A convict cichlid in wide-eyed
terror... Okay, fine. They're
always wide-eyed. Photo by
Dean Pemberton at Wikimedia.

First, the researchers tested the responses of convict cichlids and rainbow trout, two freshwater prey fish species, to water from tanks of fish that had been spooked by a fake predator model and to water from tanks of fish that were calm and relaxed. They found that when these fish were exposed to water from spooked fish, they behaved as if they were spooked too (they stopped feeding and moving). But when they were exposed to water from relaxed fish, they fed and moved around normally. Something in the water that the spooked fish were in was making the new fish act scared!

To find out if the fish may be responding to urea, they put one of three different concentrations of urea or just plain water into the tanks of cichlids and trout. The cichlids responded to all three doses of urea, but not the plain water, with a fear response (they stopped feeding and moving again). The trout acted fearfully when the two highest doses of urea, but not the lowest urea dose or plain water, were put in their tank. Urea seems to send a smelly signal to these prey fish to “Sit tight – Something scary this way comes”. And the more urea in the water, the scarier!

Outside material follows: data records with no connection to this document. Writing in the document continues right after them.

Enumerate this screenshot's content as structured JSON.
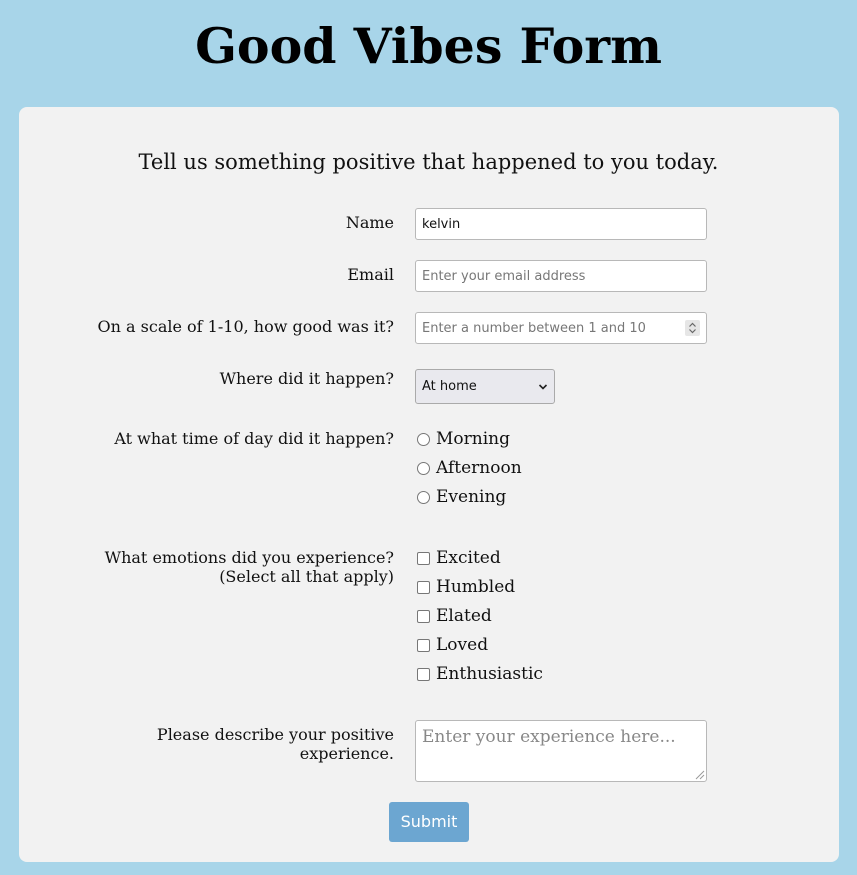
{
  "page": {
    "title": "Good Vibes Form"
  },
  "form": {
    "subtitle": "Tell us something positive that happened to you today.",
    "name": {
      "label": "Name",
      "value": "kelvin"
    },
    "email": {
      "label": "Email",
      "placeholder": "Enter your email address",
      "value": ""
    },
    "scale": {
      "label": "On a scale of 1-10, how good was it?",
      "placeholder": "Enter a number between 1 and 10",
      "value": ""
    },
    "location": {
      "label": "Where did it happen?",
      "selected": "At home"
    },
    "time_of_day": {
      "label": "At what time of day did it happen?",
      "options": [
        "Morning",
        "Afternoon",
        "Evening"
      ]
    },
    "emotions": {
      "label_line1": "What emotions did you experience?",
      "label_line2": "(Select all that apply)",
      "options": [
        "Excited",
        "Humbled",
        "Elated",
        "Loved",
        "Enthusiastic"
      ]
    },
    "description": {
      "label_line1": "Please describe your positive",
      "label_line2": "experience.",
      "placeholder": "Enter your experience here..."
    },
    "submit_label": "Submit"
  },
  "colors": {
    "background": "#a8d5e9",
    "card": "#f2f2f2",
    "submit_button": "#6ca6d1"
  }
}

But wait a minute: Does this mean that every time a fish takes a wiz, all his buddies run and hide? That would be ridiculous. Not only do freshwater fish pee a LOT, many are also regularly releasing urea through their gills (I know, gross, right? But not nearly as gross as the fact that many cigarette companies add urea to cigarettes to add flavor).

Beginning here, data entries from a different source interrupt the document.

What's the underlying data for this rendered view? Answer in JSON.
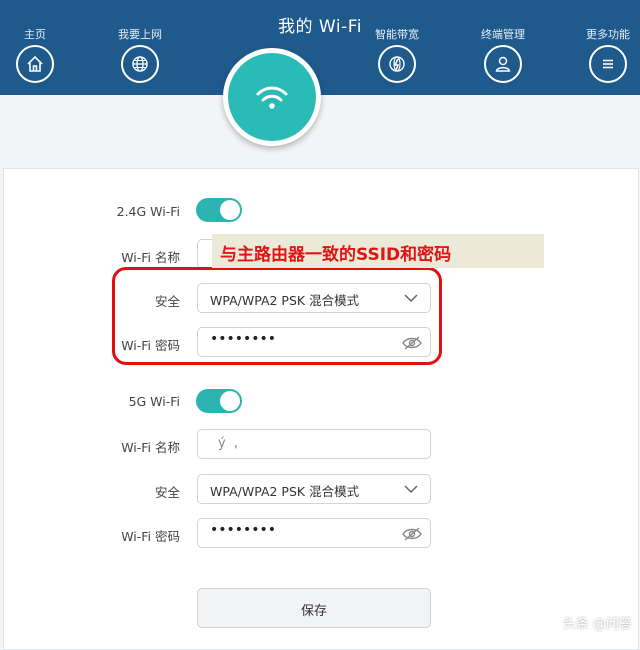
{
  "header": {
    "title": "我的 Wi-Fi",
    "nav": [
      {
        "label": "主页",
        "icon": "home-icon"
      },
      {
        "label": "我要上网",
        "icon": "globe-icon"
      },
      {
        "label": "智能带宽",
        "icon": "bandwidth-globe-icon"
      },
      {
        "label": "终端管理",
        "icon": "user-icon"
      },
      {
        "label": "更多功能",
        "icon": "menu-icon"
      }
    ],
    "center_icon": "wifi-icon"
  },
  "colors": {
    "header_bg": "#1e5a8c",
    "accent_teal": "#2bbbb6",
    "annotation_red": "#e01010",
    "callout_bg": "#ece9d9"
  },
  "annotation": {
    "callout_text": "与主路由器一致的SSID和密码"
  },
  "wifi24": {
    "label": "2.4G Wi-Fi",
    "enabled": true,
    "name_label": "Wi-Fi 名称",
    "name_value": "",
    "security_label": "安全",
    "security_value": "WPA/WPA2 PSK 混合模式",
    "password_label": "Wi-Fi 密码",
    "password_value": "••••••••"
  },
  "wifi5": {
    "label": "5G Wi-Fi",
    "enabled": true,
    "name_label": "Wi-Fi 名称",
    "name_value": "ý ,",
    "security_label": "安全",
    "security_value": "WPA/WPA2 PSK 混合模式",
    "password_label": "Wi-Fi 密码",
    "password_value": "••••••••"
  },
  "save_label": "保存",
  "watermark": "头条 @问答"
}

The researchers figured that background levels of urea in the water are inevitable and should reduce fishes fear responses to urea. They put cichlids and trout in tanks with water that either had a low level of urea, a high level of urea, or no urea at all. Then they waited 30 minutes, which was enough time for the fish to calm down, move around and eat normally. Then they added an additional pulse of water, a medium dose of urea, or a high dose of urea. Generally, the more urea the fish were exposed to for the 30 minute period, the less responsive they were to the pulse of urea. Just like the scientists predicted.

A rainbow trout smells its surroundings.
Photo at Wikimedia taken by Ken Hammond at the USDA.

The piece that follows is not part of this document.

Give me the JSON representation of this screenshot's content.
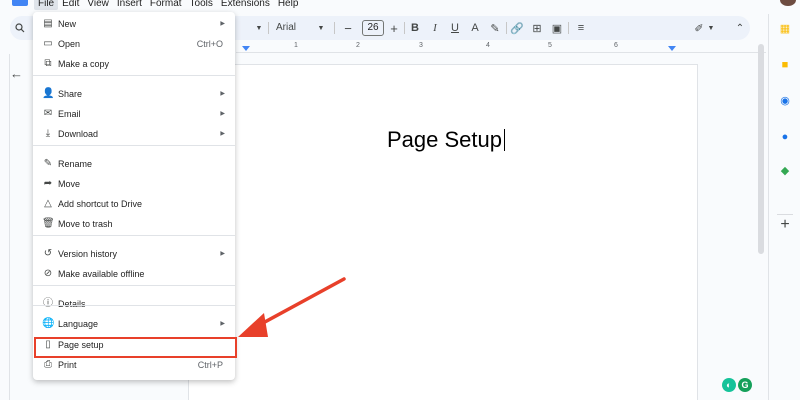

But we still don’t know exactly what this means. Maybe the initial dose of urea makes the fish hide at first, but later realize that there was no predator and decide to eat. Then the second pulse of urea may be seen by the fish as “crying wolf”. Alternatively, maybe the presence of urea already in the water masks the fishes’ ability to detect the second urea pulse. Or maybe both explanations are true.

Urea, which is only a small component of freshwater fish urine, is not the whole story. Urea and possibly stress hormones make up what scientists refer to as disturbance cues. Steroid hormones that are involved in stress and sexual behaviors play a role in sending smelly signals in a number of species, so it makes sense that stress hormones may be part of this fearful fish smell. But fish also rely on damage-released alarm cues and the odor of their predators to know that a predator may be near. Scientists are just starting to get a whiff of what makes up the smell of fear.

Want to know more? Check these out:

1. Brown, G.E., Jackson, C.D., Malka, P.H., Jacques, É., & Couturier, M-A. (2012). Disturbance cues in freshwater prey fishes: Does urea function as an ‘early warning cue’ in juvenile convict cichlids and rainbow trout? Current Zoology, 58 (2), 250-259

2. Chivers, D.P., Brown, G.E. & Ferrari, M.C.O. (2012). Evolution of fish alarm substances. In: Chemical Ecology in Aquatic Systems. C. Brömark and L.-A. Hansson (eds). pp 127-139. Oxford University Press, Oxford.

3. Brown, G.E., Ferrari, M.C.O. & Chivers, D.P. (2011). Learning about danger: chemical alarm cues and threat-sensitive assessment of predation risk by fishes. In: Fish Cognition and Behaviour, 2nd ed. C. Brown, K.N. Laland and J. Krause (eds). pp. 59-80, Blackwell, London.